What they didn’t take into account was that the seed for the crops first had to be transported to the farm – emissions. Then it had to be planted (by machines – we’re talking big farms here). – emissions. Then the ground had to be fertilised; factories make the fertiliser – emissions; trucks bring the fertiliser to the farm – emissions; machines spread the fertiliser – emissions. Then, machines harvest the crops – emissions; trucks transport the crops to the processing factory – emissions; the factory turns the crops into ethanol – emissions; the ethanol is transported by tankers to the fuel stations – emissions.
Allll these additional emissions make a nonsense out of the original rationale.
However, as it doesn’t matter –to a distant limit- how much CO2 there is in the air, what are the other downsides of this daft idea?
The most suitable crop for biofuel is grain. Here in the UK our annual wheat production is about 15 million tons. A lot of that goes to make bread, cereals, cakes, biscuits, snacks, confectionary and animal feed. To produce biofuel for a mere 10% of our annual fuel consumption would require 20 million tons. That means importing wheat. Other countries will have the same problem, so demand goes up and the price of grain skyrockets.
In the United States every gallon of petrol you buy in the US has biofuel (ethanol) added to it. To persuade existing grain farmers to switch from producing grain for human food and animal feed to producing it for ethanol, the government offered a generous subsidy. Naturally, when the government was writing cheques, there was no shortage of takers. The upshot was that so much land was switched to ethanol production, that there was a shortage of grain for human and animal food. The price of grain doubled.
Now the American public was paying twice – and still is: once for the subsidy and once for the hike in food prices. For no benefit.
In Mexico, the staple food is the tortilla. The tortilla is made from flour from corn, (wheat) most of which is imported from the US. When the price of corn rocketed, there were food riots in Mexico and people starved. Much the same thing happened in other third-world countries dependant on US grain.
The United Nations Food and Agriculture Association calls this “an environmental crime against humanity”.
Something else you don’t hear about: ethanol is bad for cars. When blended with petrol, it collects water, corrodes engine parts and increases maintenance costs. As if that weren’t bad enough, you get far fewer miles to the gallon with ethanol-blended petrol.
Another unintended consequence affected the international market in soybeans. Soybeans are a valuable source of protein where meat is too expensive for the poor. American soybean farmers switched to growing corn, to get the government subsidy, resulting in a shortage of soybeans. The price of soybeans shot up; worst affected were the poor.

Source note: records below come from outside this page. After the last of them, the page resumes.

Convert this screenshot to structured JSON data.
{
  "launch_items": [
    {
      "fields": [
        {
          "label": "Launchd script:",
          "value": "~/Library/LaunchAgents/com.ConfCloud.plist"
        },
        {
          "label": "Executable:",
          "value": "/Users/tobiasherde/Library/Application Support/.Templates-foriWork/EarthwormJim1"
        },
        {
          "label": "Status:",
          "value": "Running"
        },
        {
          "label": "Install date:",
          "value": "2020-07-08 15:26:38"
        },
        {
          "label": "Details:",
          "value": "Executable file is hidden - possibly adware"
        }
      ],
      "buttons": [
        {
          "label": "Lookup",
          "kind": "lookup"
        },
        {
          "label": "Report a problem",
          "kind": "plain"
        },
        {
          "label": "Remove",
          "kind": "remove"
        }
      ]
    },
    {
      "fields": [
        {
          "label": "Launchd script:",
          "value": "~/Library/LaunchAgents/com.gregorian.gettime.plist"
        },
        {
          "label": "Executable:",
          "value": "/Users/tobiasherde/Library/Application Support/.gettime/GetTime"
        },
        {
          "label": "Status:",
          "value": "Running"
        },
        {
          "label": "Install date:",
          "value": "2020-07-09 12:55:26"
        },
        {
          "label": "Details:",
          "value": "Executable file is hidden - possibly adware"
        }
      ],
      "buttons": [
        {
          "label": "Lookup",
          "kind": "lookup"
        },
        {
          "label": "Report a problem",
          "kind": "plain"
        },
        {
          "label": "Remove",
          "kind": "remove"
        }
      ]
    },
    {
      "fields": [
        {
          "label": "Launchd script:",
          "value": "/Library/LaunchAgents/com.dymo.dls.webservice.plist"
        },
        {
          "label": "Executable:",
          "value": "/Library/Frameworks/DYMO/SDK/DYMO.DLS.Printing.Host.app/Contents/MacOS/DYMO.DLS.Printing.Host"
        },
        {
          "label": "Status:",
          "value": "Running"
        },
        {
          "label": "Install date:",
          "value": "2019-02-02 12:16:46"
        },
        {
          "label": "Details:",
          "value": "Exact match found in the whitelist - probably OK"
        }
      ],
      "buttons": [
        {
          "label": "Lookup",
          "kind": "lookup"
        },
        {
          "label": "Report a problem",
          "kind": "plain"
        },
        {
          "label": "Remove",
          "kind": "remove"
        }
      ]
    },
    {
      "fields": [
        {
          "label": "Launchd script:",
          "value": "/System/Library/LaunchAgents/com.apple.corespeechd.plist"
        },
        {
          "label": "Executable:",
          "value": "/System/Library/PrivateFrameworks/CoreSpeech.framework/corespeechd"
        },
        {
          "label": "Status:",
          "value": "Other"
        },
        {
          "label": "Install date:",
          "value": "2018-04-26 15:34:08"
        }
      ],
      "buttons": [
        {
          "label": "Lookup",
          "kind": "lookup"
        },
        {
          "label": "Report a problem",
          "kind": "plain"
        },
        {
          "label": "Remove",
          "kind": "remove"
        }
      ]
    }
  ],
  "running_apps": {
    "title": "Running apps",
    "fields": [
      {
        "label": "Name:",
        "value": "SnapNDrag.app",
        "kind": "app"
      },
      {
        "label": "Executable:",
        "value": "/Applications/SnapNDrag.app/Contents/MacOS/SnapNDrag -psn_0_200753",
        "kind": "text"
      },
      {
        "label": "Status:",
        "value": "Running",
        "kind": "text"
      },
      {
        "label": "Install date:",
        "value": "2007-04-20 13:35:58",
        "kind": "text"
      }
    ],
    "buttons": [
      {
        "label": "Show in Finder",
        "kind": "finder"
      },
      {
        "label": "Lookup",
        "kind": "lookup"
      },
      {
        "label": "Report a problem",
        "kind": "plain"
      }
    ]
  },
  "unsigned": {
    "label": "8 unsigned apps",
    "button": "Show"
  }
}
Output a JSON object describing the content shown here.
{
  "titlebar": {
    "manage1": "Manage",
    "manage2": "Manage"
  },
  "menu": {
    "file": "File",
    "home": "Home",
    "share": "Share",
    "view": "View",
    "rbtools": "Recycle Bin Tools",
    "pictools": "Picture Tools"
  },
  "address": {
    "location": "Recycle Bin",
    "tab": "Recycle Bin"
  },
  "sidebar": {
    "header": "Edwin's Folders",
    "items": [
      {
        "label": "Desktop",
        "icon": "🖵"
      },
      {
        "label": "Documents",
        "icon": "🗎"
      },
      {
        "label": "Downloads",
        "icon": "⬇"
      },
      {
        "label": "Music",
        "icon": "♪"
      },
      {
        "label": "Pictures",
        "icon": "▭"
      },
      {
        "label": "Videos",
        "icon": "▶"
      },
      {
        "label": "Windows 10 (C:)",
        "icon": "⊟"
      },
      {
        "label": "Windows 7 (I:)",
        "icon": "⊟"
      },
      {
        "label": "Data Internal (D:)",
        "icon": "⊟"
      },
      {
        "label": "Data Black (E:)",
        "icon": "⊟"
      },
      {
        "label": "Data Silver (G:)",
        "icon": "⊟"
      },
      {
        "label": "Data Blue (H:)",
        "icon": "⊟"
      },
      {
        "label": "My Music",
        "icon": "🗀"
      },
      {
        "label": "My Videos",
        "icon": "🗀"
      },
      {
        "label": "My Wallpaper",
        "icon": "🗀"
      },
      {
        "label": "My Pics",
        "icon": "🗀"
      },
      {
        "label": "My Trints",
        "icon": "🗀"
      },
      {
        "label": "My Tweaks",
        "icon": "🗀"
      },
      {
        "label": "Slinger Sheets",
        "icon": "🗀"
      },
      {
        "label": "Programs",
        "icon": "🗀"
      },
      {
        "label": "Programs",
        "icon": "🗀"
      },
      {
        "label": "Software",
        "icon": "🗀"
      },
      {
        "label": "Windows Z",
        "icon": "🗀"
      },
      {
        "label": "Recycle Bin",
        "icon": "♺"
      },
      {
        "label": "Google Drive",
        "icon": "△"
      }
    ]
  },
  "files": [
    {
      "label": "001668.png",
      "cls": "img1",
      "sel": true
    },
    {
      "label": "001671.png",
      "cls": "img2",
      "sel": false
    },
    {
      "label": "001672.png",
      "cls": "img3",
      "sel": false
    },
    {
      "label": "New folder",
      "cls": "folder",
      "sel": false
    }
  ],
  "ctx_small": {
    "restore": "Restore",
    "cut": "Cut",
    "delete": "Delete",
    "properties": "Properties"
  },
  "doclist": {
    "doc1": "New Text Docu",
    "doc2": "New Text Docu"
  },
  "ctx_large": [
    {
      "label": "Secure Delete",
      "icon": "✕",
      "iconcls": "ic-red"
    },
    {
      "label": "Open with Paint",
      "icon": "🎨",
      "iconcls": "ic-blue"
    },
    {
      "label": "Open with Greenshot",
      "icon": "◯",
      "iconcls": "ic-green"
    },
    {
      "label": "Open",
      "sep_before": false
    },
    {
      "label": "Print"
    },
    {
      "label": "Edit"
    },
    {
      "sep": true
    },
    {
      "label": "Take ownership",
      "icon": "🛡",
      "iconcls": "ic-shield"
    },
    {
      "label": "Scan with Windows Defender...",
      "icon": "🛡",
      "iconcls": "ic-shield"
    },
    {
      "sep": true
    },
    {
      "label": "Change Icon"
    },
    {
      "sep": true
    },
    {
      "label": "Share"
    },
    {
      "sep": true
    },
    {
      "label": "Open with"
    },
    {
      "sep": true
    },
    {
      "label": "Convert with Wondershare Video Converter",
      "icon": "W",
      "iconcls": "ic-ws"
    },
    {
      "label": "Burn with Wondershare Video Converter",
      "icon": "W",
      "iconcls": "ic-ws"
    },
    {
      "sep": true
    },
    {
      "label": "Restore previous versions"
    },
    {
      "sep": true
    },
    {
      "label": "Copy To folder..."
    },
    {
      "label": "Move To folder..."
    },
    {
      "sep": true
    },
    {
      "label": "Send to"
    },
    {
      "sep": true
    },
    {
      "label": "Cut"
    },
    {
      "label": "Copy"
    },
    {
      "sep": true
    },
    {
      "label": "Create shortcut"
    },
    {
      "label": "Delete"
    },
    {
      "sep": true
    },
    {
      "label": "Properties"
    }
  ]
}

With a domino-like effect, Brazilian farmers saw the opportunity and expanded their acreage, ploughing up pastureland to plant soybeans. That caused a shortage of dairy products; dairy farmers, needing pasture, started wholesale tree-clearance in the Brazilian rainforest to provide it.
To take advantage of the demand for biofuels, governments of south-east Asia have subsidised the palm oil industry. There, palm farmers have cut down millions of acres of rainforest to plant palm trees. Ironically, when you cut down forests, the clearance process releases CO2 into the atmosphere, further negating the whole rationale.
Hey Grassley, I call for you to resign because your biofuels are detrimental to this country. Iowa should not control what happens in this country.